Pioneering Perceptual Video Fluency Assessment: A Novel Task with Benchmark Dataset and Baseline
This work addresses the problem of accurately assessing video fluency for applications like streaming and gaming, but it is incremental as it builds on existing video quality assessment research by focusing on a specific sub-dimension.
The paper introduces Video Fluency Assessment (VFA) as a standalone task to estimate human perception of video fluency, addressing limitations in existing video quality assessment methods. It achieves state-of-the-art performance by proposing a benchmark dataset, FluVid, and a baseline model, FluNet, with temporal permuted self-attention.
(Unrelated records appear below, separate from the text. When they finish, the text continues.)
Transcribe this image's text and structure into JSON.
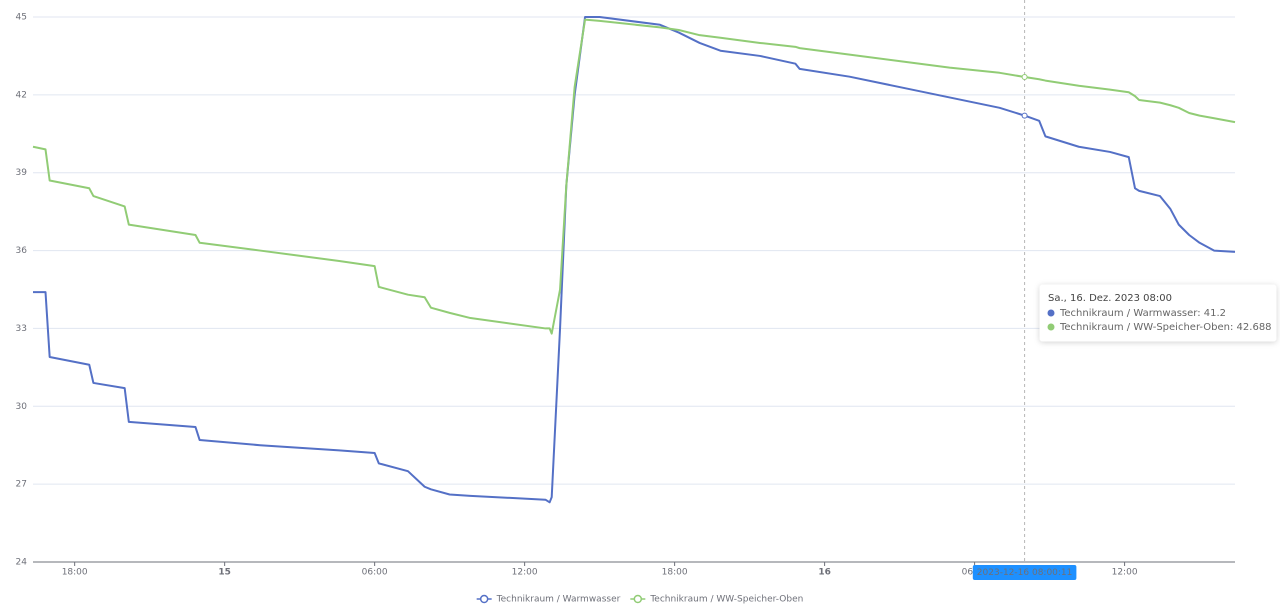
{
  "chart_data": {
    "type": "line",
    "x": [
      "2023-12-14 16:20",
      "2023-12-14 16:50",
      "2023-12-14 17:00",
      "2023-12-14 18:35",
      "2023-12-14 18:45",
      "2023-12-14 20:00",
      "2023-12-14 20:10",
      "2023-12-14 22:50",
      "2023-12-14 23:00",
      "2023-12-15 01:25",
      "2023-12-15 04:35",
      "2023-12-15 06:00",
      "2023-12-15 06:10",
      "2023-12-15 07:20",
      "2023-12-15 08:00",
      "2023-12-15 08:15",
      "2023-12-15 09:00",
      "2023-12-15 09:50",
      "2023-12-15 12:50",
      "2023-12-15 13:00",
      "2023-12-15 13:05",
      "2023-12-15 13:25",
      "2023-12-15 13:40",
      "2023-12-15 14:00",
      "2023-12-15 14:25",
      "2023-12-15 15:00",
      "2023-12-15 17:25",
      "2023-12-15 18:10",
      "2023-12-15 19:00",
      "2023-12-15 19:50",
      "2023-12-15 21:25",
      "2023-12-15 22:50",
      "2023-12-15 23:00",
      "2023-12-16 01:00",
      "2023-12-16 03:00",
      "2023-12-16 05:00",
      "2023-12-16 07:00",
      "2023-12-16 08:00",
      "2023-12-16 08:35",
      "2023-12-16 08:50",
      "2023-12-16 10:10",
      "2023-12-16 11:25",
      "2023-12-16 12:10",
      "2023-12-16 12:25",
      "2023-12-16 12:35",
      "2023-12-16 13:25",
      "2023-12-16 13:50",
      "2023-12-16 14:10",
      "2023-12-16 14:35",
      "2023-12-16 15:00",
      "2023-12-16 15:35",
      "2023-12-16 16:25"
    ],
    "series": [
      {
        "name": "Technikraum / Warmwasser",
        "color": "#5470c6",
        "values": [
          34.4,
          34.4,
          31.9,
          31.6,
          30.9,
          30.7,
          29.4,
          29.2,
          28.7,
          28.5,
          28.3,
          28.2,
          27.8,
          27.5,
          26.9,
          26.8,
          26.6,
          26.55,
          26.4,
          26.3,
          26.5,
          33.0,
          38.5,
          42.0,
          45.0,
          45.0,
          44.7,
          44.4,
          44.0,
          43.7,
          43.5,
          43.2,
          43.0,
          42.7,
          42.3,
          41.9,
          41.5,
          41.2,
          41.0,
          40.4,
          40.0,
          39.8,
          39.6,
          38.4,
          38.3,
          38.1,
          37.6,
          37.0,
          36.6,
          36.3,
          36.0,
          35.95
        ]
      },
      {
        "name": "Technikraum / WW-Speicher-Oben",
        "color": "#91cc75",
        "values": [
          40.0,
          39.9,
          38.7,
          38.4,
          38.1,
          37.7,
          37.0,
          36.6,
          36.3,
          36.0,
          35.6,
          35.4,
          34.6,
          34.3,
          34.2,
          33.8,
          33.6,
          33.4,
          33.0,
          33.0,
          32.8,
          34.5,
          38.5,
          42.3,
          44.9,
          44.85,
          44.6,
          44.5,
          44.3,
          44.2,
          44.0,
          43.85,
          43.8,
          43.55,
          43.3,
          43.05,
          42.85,
          42.688,
          42.6,
          42.55,
          42.35,
          42.2,
          42.1,
          41.95,
          41.8,
          41.7,
          41.6,
          41.5,
          41.3,
          41.2,
          41.1,
          40.95
        ]
      }
    ],
    "xlim": [
      "2023-12-14 16:20",
      "2023-12-16 16:25"
    ],
    "xticks": [
      {
        "value": "2023-12-14 18:00",
        "label": "18:00"
      },
      {
        "value": "2023-12-15 00:00",
        "label": "15"
      },
      {
        "value": "2023-12-15 06:00",
        "label": "06:00"
      },
      {
        "value": "2023-12-15 12:00",
        "label": "12:00"
      },
      {
        "value": "2023-12-15 18:00",
        "label": "18:00"
      },
      {
        "value": "2023-12-16 00:00",
        "label": "16"
      },
      {
        "value": "2023-12-16 06:00",
        "label": "06:00"
      },
      {
        "value": "2023-12-16 12:00",
        "label": "12:00"
      }
    ],
    "ylim": [
      24,
      45
    ],
    "yticks": [
      24,
      27,
      30,
      33,
      36,
      39,
      42,
      45
    ],
    "grid": true,
    "legend": "bottom",
    "axis_pointer": {
      "x": "2023-12-16 08:00",
      "label": "2023-12-16 08:00:11"
    },
    "tooltip": {
      "title": "Sa., 16. Dez. 2023 08:00",
      "items": [
        "Technikraum / Warmwasser: 41.2",
        "Technikraum / WW-Speicher-Oben: 42.688"
      ]
    }
  }
}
Accurately estimating humans' subjective feedback on video fluency, e.g., motion consistency and frame continuity, is crucial for various applications like streaming and gaming. Yet, it has long been overlooked, as prior arts have focused on solving it in the video quality assessment (VQA) task, merely as a sub-dimension of overall quality. In this work, we conduct pilot experiments and reveal that current VQA predictions largely underrepresent fluency, thereby limiting their applicability. To this end, we pioneer Video Fluency Assessment (VFA) as a standalone perceptual task focused on the temporal dimension. To advance VFA research, 1) we construct a fluency-oriented dataset, FluVid, comprising 4,606 in-the-wild videos with balanced fluency distribution, featuring the first-ever scoring criteria and human study for VFA. 2) We develop a large-scale benchmark of 23 methods, the most comprehensive one thus far on FluVid, gathering insights for VFA-tailored model designs. 3) We propose a baseline model called FluNet, which deploys temporal permuted self-attention (T-PSA) to enrich input fluency information and enhance long-range inter-frame interactions. Our work not only achieves state-of-the-art performance but, more importantly, offers the community a roadmap to explore solutions for VFA.